Martinsville PD to receive state's new drug disposal kits

MARTINSVILLE (WSLS 10) - Some of the 80,000 drug disposal kits that the state Attorney General's Office obtained through a partnership with Mallinckrodt Pharmaceuticals are now being distributed across the state, including to the Martinsville Police Department.

"We do not know how many we're going to be getting yet," said Martinsville Police Department Capt. Robert Fincher.

The kits are expected to arrive soon.

The department is getting them because of how closely it works with local health departments and community service organizations to combat prescription drug abuse.

It is one of only three local law enforcement agencies to receive the kits.

"We're receiving them, but it's for all those services [that we work with]," Fincher explained. "That way, we can assist them in making certain they're distributed as needed."

The kits are designed to make destroying prescription drugs safer and more convenient for people and, as a result, hopefully reduce the amount of prescription drug abuse which often times leads to the use of other drugs.

"If you take medication and simply flush it down the toilet let's say, or throw it in a trash can, those are still harmful. It can have a harmful effect on water treatment plants and on the public in general," Fincher said.

The kits breakdown the chemicals in the prescriptions.

They are a relatively new technology and Virginia is leading the way in distributing them on a mass scale.
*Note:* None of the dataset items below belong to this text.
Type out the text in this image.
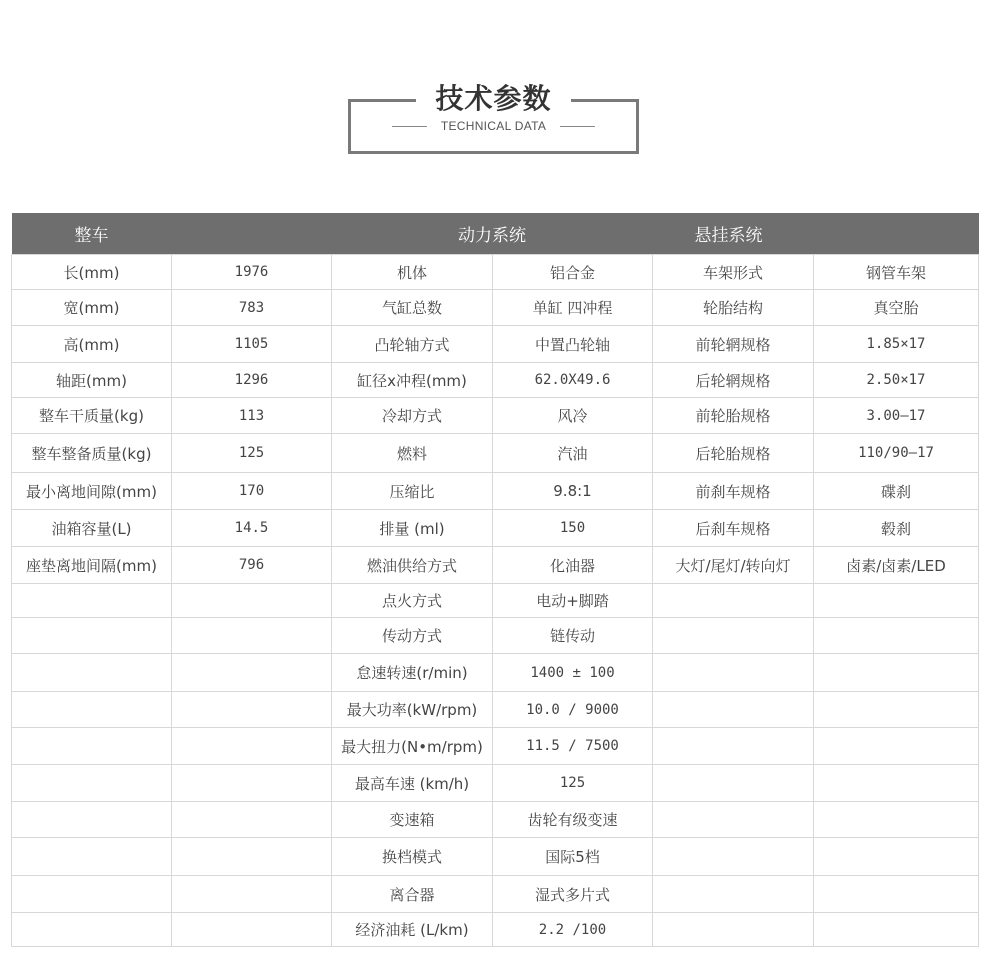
技术参数
TECHNICAL DATA
整车		动力系统		悬挂系统	
长(mm)	1976	机体	铝合金	车架形式	钢管车架
宽(mm)	783	气缸总数	单缸 四冲程	轮胎结构	真空胎
高(mm)	1105	凸轮轴方式	中置凸轮轴	前轮辋规格	1.85×17
轴距(mm)	1296	缸径x冲程(mm)	62.0X49.6	后轮辋规格	2.50×17
整车干质量(kg)	113	冷却方式	风冷	前轮胎规格	3.00—17
整车整备质量(kg)	125	燃料	汽油	后轮胎规格	110/90—17
最小离地间隙(mm)	170	压缩比	9.8:1	前刹车规格	碟刹
油箱容量(L)	14.5	排量 (ml)	150	后刹车规格	毂刹
座垫离地间隔(mm)	796	燃油供给方式	化油器	大灯/尾灯/转向灯	卤素/卤素/LED
		点火方式	电动+脚踏		
		传动方式	链传动		
		怠速转速(r/min)	1400 ± 100		
		最大功率(kW/rpm)	10.0 / 9000		
		最大扭力(N•m/rpm)	11.5 / 7500		
		最高车速 (km/h)	125		
		变速箱	齿轮有级变速		
		换档模式	国际5档		
		离合器	湿式多片式		
		经济油耗 (L/km)	2.2 /100		
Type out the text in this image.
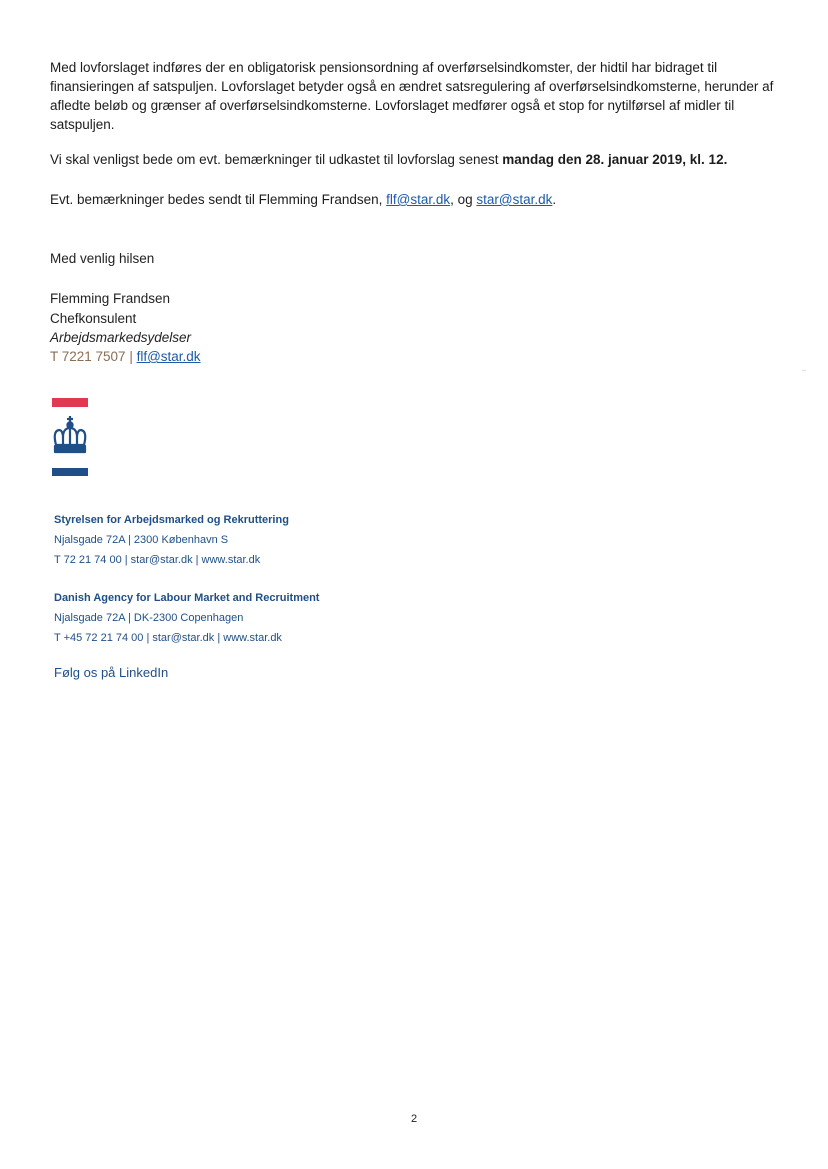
Med lovforslaget indføres der en obligatorisk pensionsordning af overførselsindkomster, der hidtil har bidraget til finansieringen af satspuljen. Lovforslaget betyder også en ændret satsregulering af overførselsindkomsterne, herunder af afledte beløb og grænser af overførselsindkomsterne. Lovforslaget medfører også et stop for nytilførsel af midler til satspuljen.
Vi skal venligst bede om evt. bemærkninger til udkastet til lovforslag senest mandag den 28. januar 2019, kl. 12.
Evt. bemærkninger bedes sendt til Flemming Frandsen, flf@star.dk, og star@star.dk.
Med venlig hilsen
Flemming Frandsen
Chefkonsulent
Arbejdsmarkedsydelser
T 7221 7507 | flf@star.dk
Styrelsen for Arbejdsmarked og Rekruttering
Njalsgade 72A | 2300 København S
T 72 21 74 00 | star@star.dk | www.star.dk
Danish Agency for Labour Market and Recruitment
Njalsgade 72A | DK-2300 Copenhagen
T +45 72 21 74 00 | star@star.dk | www.star.dk
Følg os på LinkedIn
2
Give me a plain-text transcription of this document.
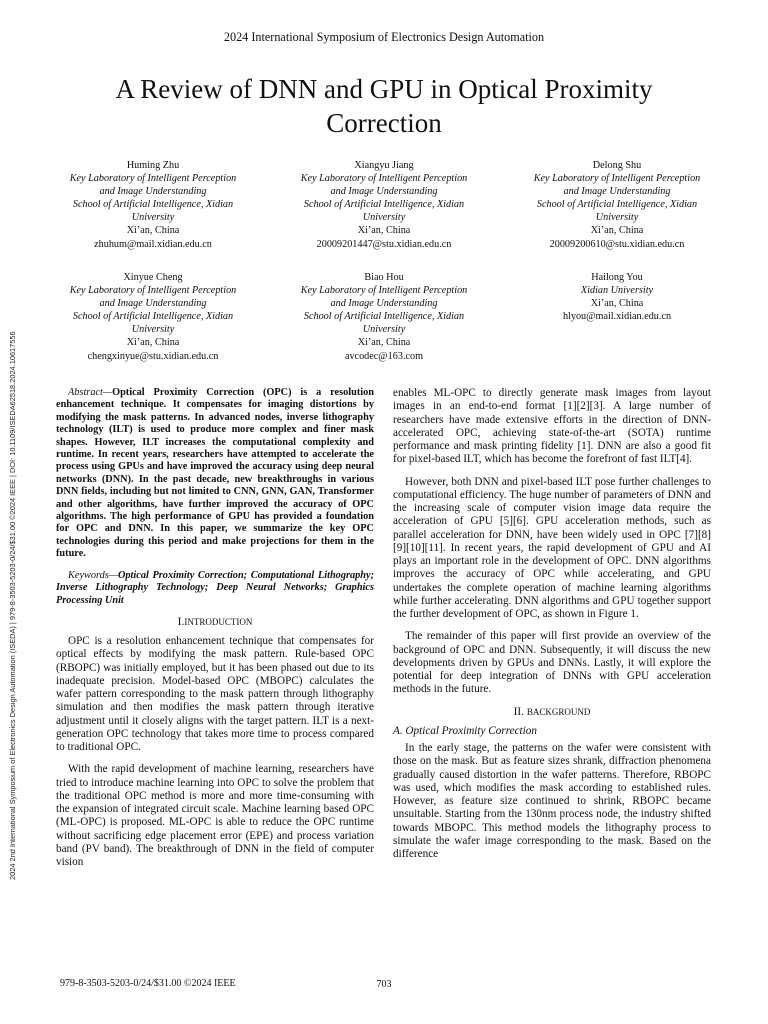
2024 International Symposium of Electronics Design Automation
A Review of DNN and GPU in Optical Proximity
Correction
Huming Zhu
Key Laboratory of Intelligent Perception
and Image Understanding
School of Artificial Intelligence, Xidian
University
Xi’an, China
zhuhum@mail.xidian.edu.cn
Xiangyu Jiang
Key Laboratory of Intelligent Perception
and Image Understanding
School of Artificial Intelligence, Xidian
University
Xi’an, China
20009201447@stu.xidian.edu.cn
Delong Shu
Key Laboratory of Intelligent Perception
and Image Understanding
School of Artificial Intelligence, Xidian
University
Xi’an, China
20009200610@stu.xidian.edu.cn
Xinyue Cheng
Key Laboratory of Intelligent Perception
and Image Understanding
School of Artificial Intelligence, Xidian
University
Xi’an, China
chengxinyue@stu.xidian.edu.cn
Biao Hou
Key Laboratory of Intelligent Perception
and Image Understanding
School of Artificial Intelligence, Xidian
University
Xi’an, China
avcodec@163.com
Hailong You
Xidian University
Xi’an, China
hlyou@mail.xidian.edu.cn
2024 2nd International Symposium of Electronics Design Automation (ISEDA) | 979-8-3503-5203-0/24/$31.00 ©2024 IEEE | DOI: 10.1109/ISEDA62518.2024.10617556	Abstract—Optical Proximity Correction (OPC) is a resolution enhancement technique. It compensates for imaging distortions by modifying the mask patterns. In advanced nodes, inverse lithography technology (ILT) is used to produce more complex and finer mask shapes. However, ILT increases the computational complexity and runtime. In recent years, researchers have attempted to accelerate the process using GPUs and have improved the accuracy using deep neural networks (DNN). In the past decade, new breakthroughs in various DNN fields, including but not limited to CNN, GNN, GAN, Transformer and other algorithms, have further improved the accuracy of OPC algorithms. The high performance of GPU has provided a foundation for OPC and DNN. In this paper, we summarize the key OPC technologies during this period and make projections for them in the future.

Keywords—Optical Proximity Correction; Computational Lithography; Inverse Lithography Technology; Deep Neural Networks; Graphics Processing Unit

I.INTRODUCTION

OPC is a resolution enhancement technique that compensates for optical effects by modifying the mask pattern. Rule-based OPC (RBOPC) was initially employed, but it has been phased out due to its inadequate precision. Model-based OPC (MBOPC) calculates the wafer pattern corresponding to the mask pattern through lithography simulation and then modifies the mask pattern through iterative adjustment until it closely aligns with the target pattern. ILT is a next-generation OPC technology that takes more time to process compared to traditional OPC.

With the rapid development of machine learning, researchers have tried to introduce machine learning into OPC to solve the problem that the traditional OPC method is more and more time-consuming with the expansion of integrated circuit scale. Machine learning based OPC (ML-OPC) is proposed. ML-OPC is able to reduce the OPC runtime without sacrificing edge placement error (EPE) and process variation band (PV band). The breakthrough of DNN in the field of computer vision

enables ML-OPC to directly generate mask images from layout images in an end-to-end format [1][2][3]. A large number of researchers have made extensive efforts in the direction of DNN-accelerated OPC, achieving state-of-the-art (SOTA) runtime performance and mask printing fidelity [1]. DNN are also a good fit for pixel-based ILT, which has become the forefront of fast ILT[4].

However, both DNN and pixel-based ILT pose further challenges to computational efficiency. The huge number of parameters of DNN and the increasing scale of computer vision image data require the acceleration of GPU [5][6]. GPU acceleration methods, such as parallel acceleration for DNN, have been widely used in OPC [7][8][9][10][11]. In recent years, the rapid development of GPU and AI plays an important role in the development of OPC. DNN algorithms improves the accuracy of OPC while accelerating, and GPU undertakes the complete operation of machine learning algorithms while further accelerating. DNN algorithms and GPU together support the further development of OPC, as shown in Figure 1.

The remainder of this paper will first provide an overview of the background of OPC and DNN. Subsequently, it will discuss the new developments driven by GPUs and DNNs. Lastly, it will explore the potential for deep integration of DNNs with GPU acceleration methods in the future.

II. BACKGROUND

A. Optical Proximity Correction

In the early stage, the patterns on the wafer were consistent with those on the mask. But as feature sizes shrank, diffraction phenomena gradually caused distortion in the wafer patterns. Therefore, RBOPC was used, which modifies the mask according to established rules. However, as feature size continued to shrink, RBOPC became unsuitable. Starting from the 130nm process node, the industry shifted towards MBOPC. This method models the lithography process to simulate the wafer image corresponding to the mask. Based on the difference

979-8-3503-5203-0/24/$31.00 ©2024 IEEE	703
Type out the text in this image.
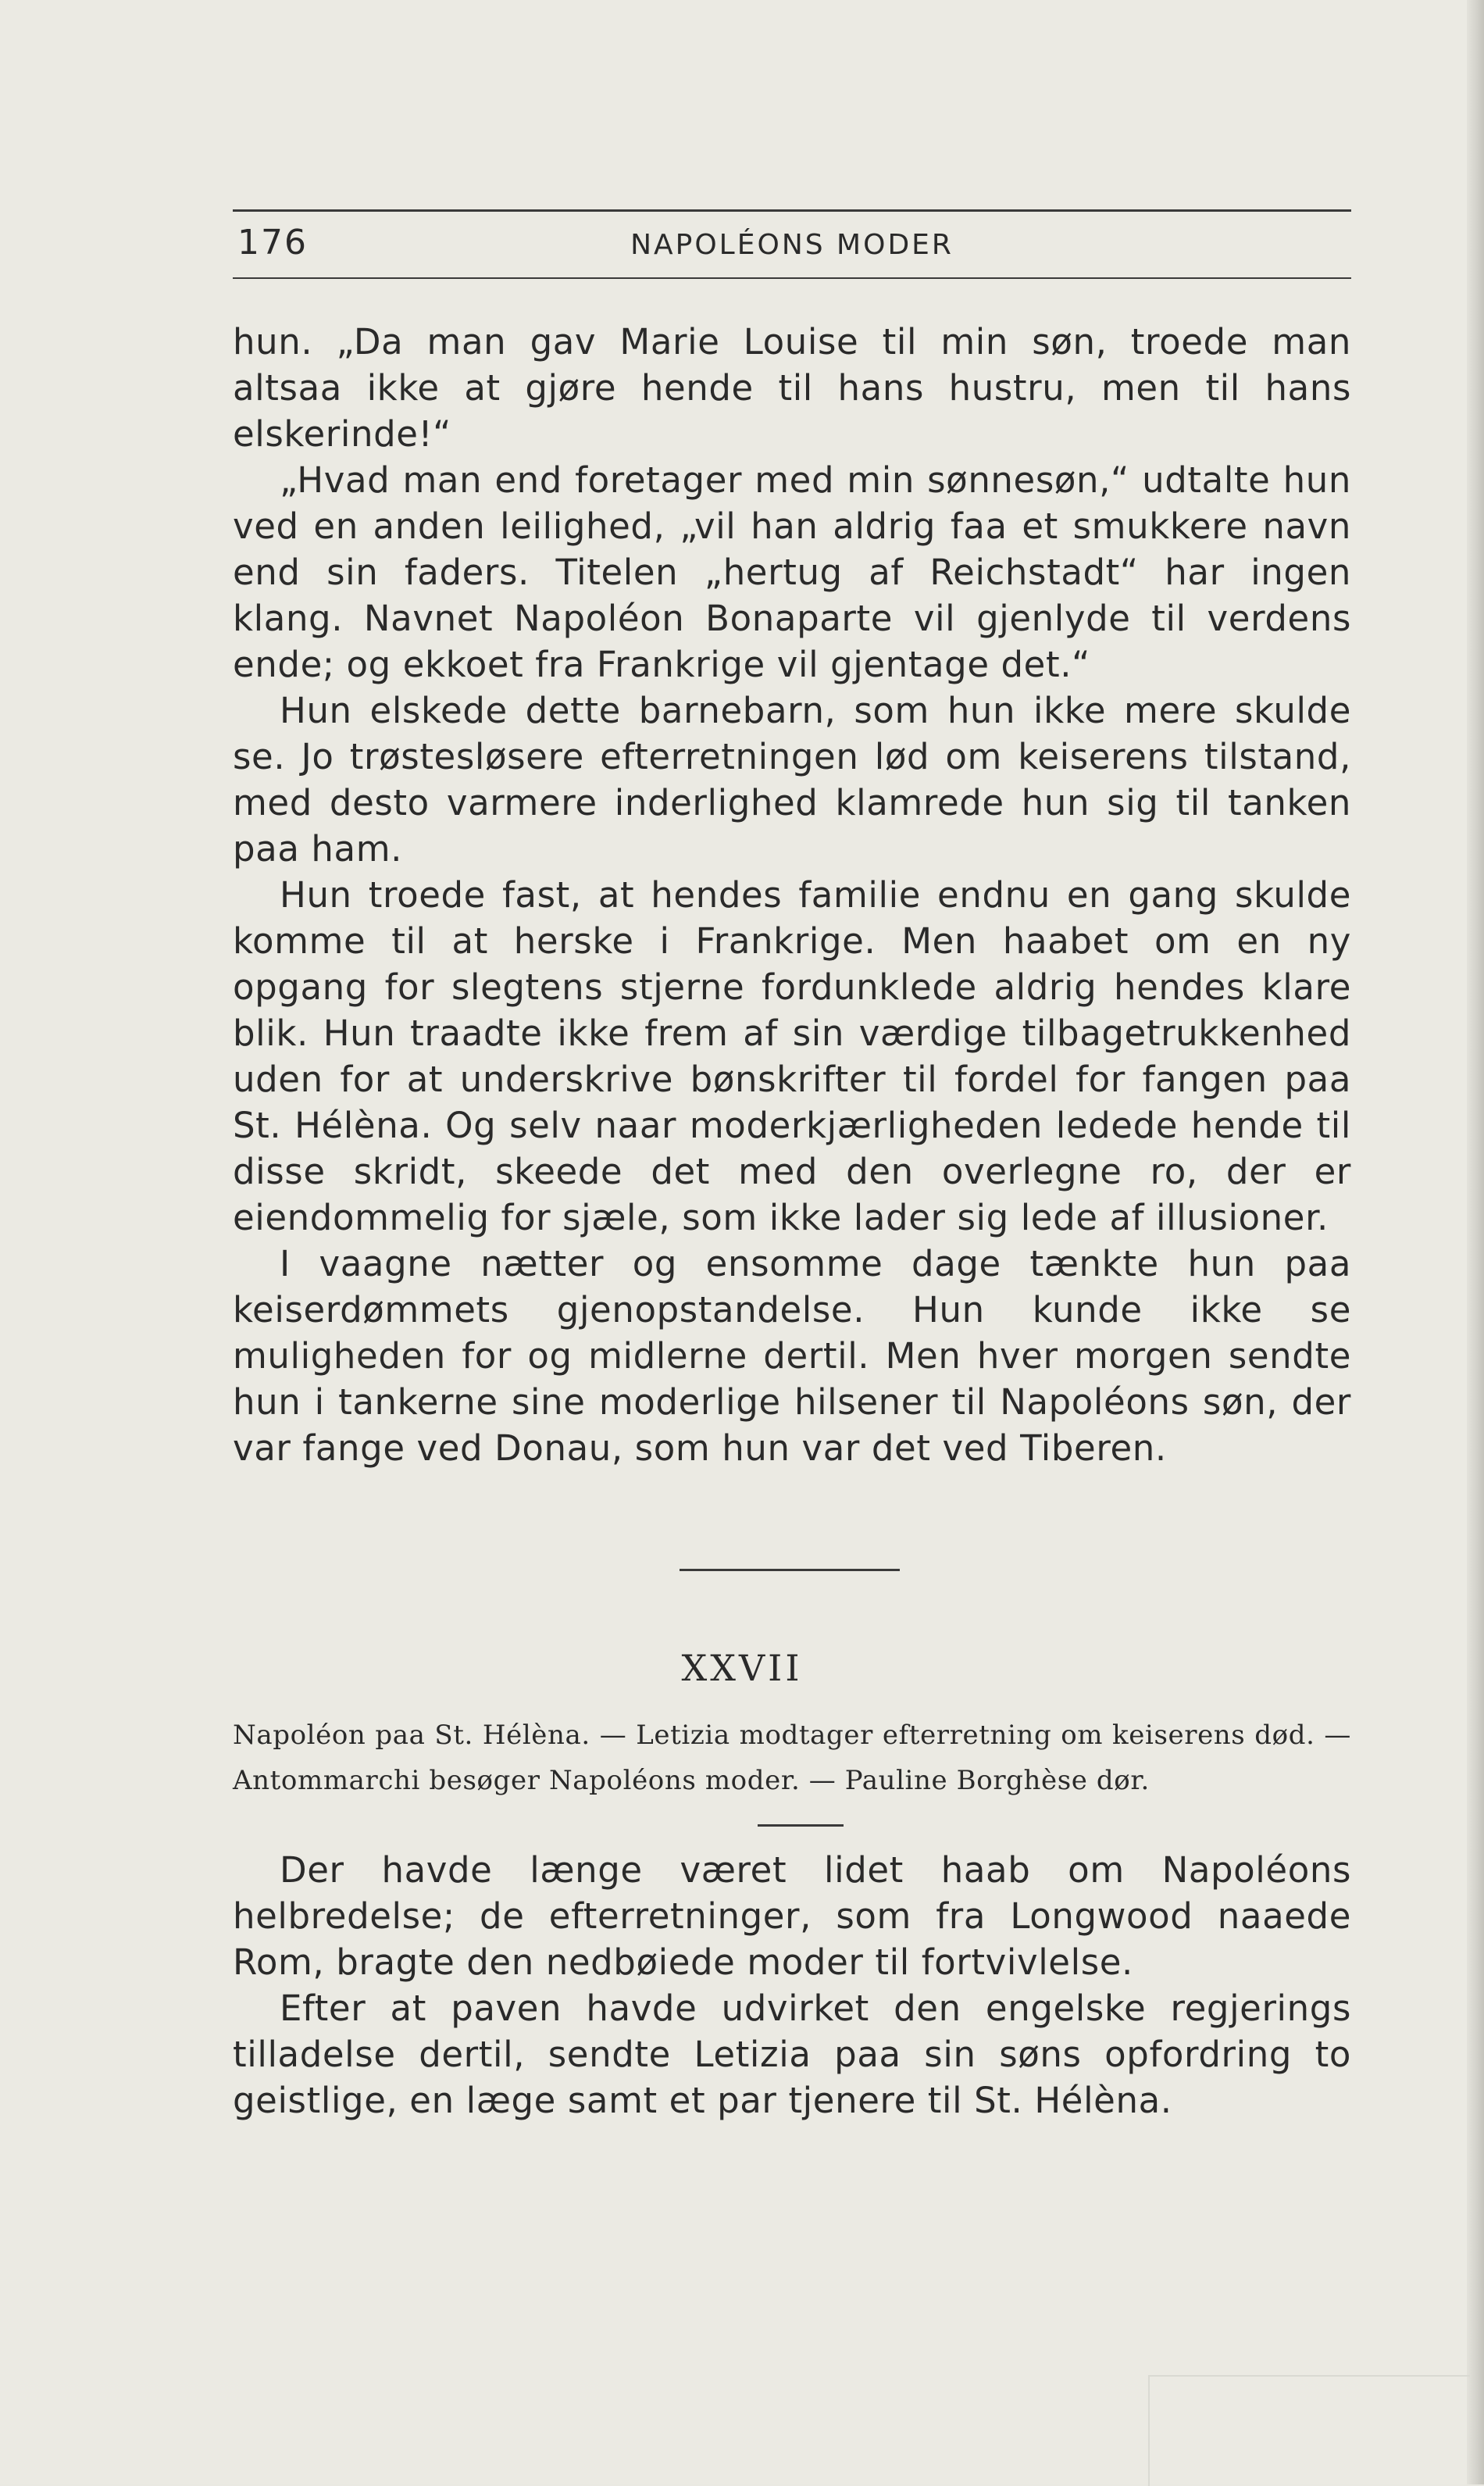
176	NAPOLÉONS MODER

hun. „Da man gav Marie Louise til min søn, troede man altsaa ikke at gjøre hende til hans hustru, men til hans elskerinde!“

„Hvad man end foretager med min sønnesøn,“ udtalte hun ved en anden leilighed, „vil han aldrig faa et smukkere navn end sin faders. Titelen „hertug af Reichstadt“ har ingen klang. Navnet Napoléon Bonaparte vil gjenlyde til verdens ende; og ekkoet fra Frankrige vil gjentage det.“

Hun elskede dette barnebarn, som hun ikke mere skulde se. Jo trøstesløsere efterretningen lød om keiserens tilstand, med desto varmere inderlighed klamrede hun sig til tanken paa ham.

Hun troede fast, at hendes familie endnu en gang skulde komme til at herske i Frankrige. Men haabet om en ny opgang for slegtens stjerne fordunklede aldrig hendes klare blik. Hun traadte ikke frem af sin værdige tilbagetrukkenhed uden for at underskrive bønskrifter til fordel for fangen paa St. Hélèna. Og selv naar moderkjærligheden ledede hende til disse skridt, skeede det med den overlegne ro, der er eiendommelig for sjæle, som ikke lader sig lede af illusioner.

I vaagne nætter og ensomme dage tænkte hun paa keiserdømmets gjenopstandelse. Hun kunde ikke se muligheden for og midlerne dertil. Men hver morgen sendte hun i tankerne sine moderlige hilsener til Napoléons søn, der var fange ved Donau, som hun var det ved Tiberen.

XXVII

Napoléon paa St. Hélèna. — Letizia modtager efterretning om keiserens død. — Antommarchi besøger Napoléons moder. — Pauline Borghèse dør.

Der havde længe været lidet haab om Napoléons helbredelse; de efterretninger, som fra Longwood naaede Rom, bragte den nedbøiede moder til fortvivlelse.

Efter at paven havde udvirket den engelske regjerings tilladelse dertil, sendte Letizia paa sin søns opfordring to geistlige, en læge samt et par tjenere til St. Hélèna.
"This year alone, we'll probably have about 600 overdose deaths from prescription drugs alone," Virginia Attorney General Mark Herring pointed out.

On top of that, according to the police department, opiate overdoses in the commonwealth are up 44 percent and heroin related deaths are up more than 600 percent.

Other states are seeing similar increases, which is why Herring is proud of the state's effort to distribute the drug disposal kits.

."If it's successful here, maybe other states will look to us as a model to follow," he said.

Anyone wanting a kit will be able to stop by the police department and ask for one and an officer will demonstrate how to use it.

Roanoke and Franklin County Sheriff's Offices are the other two local law enforcement agencies receiving some of the kits.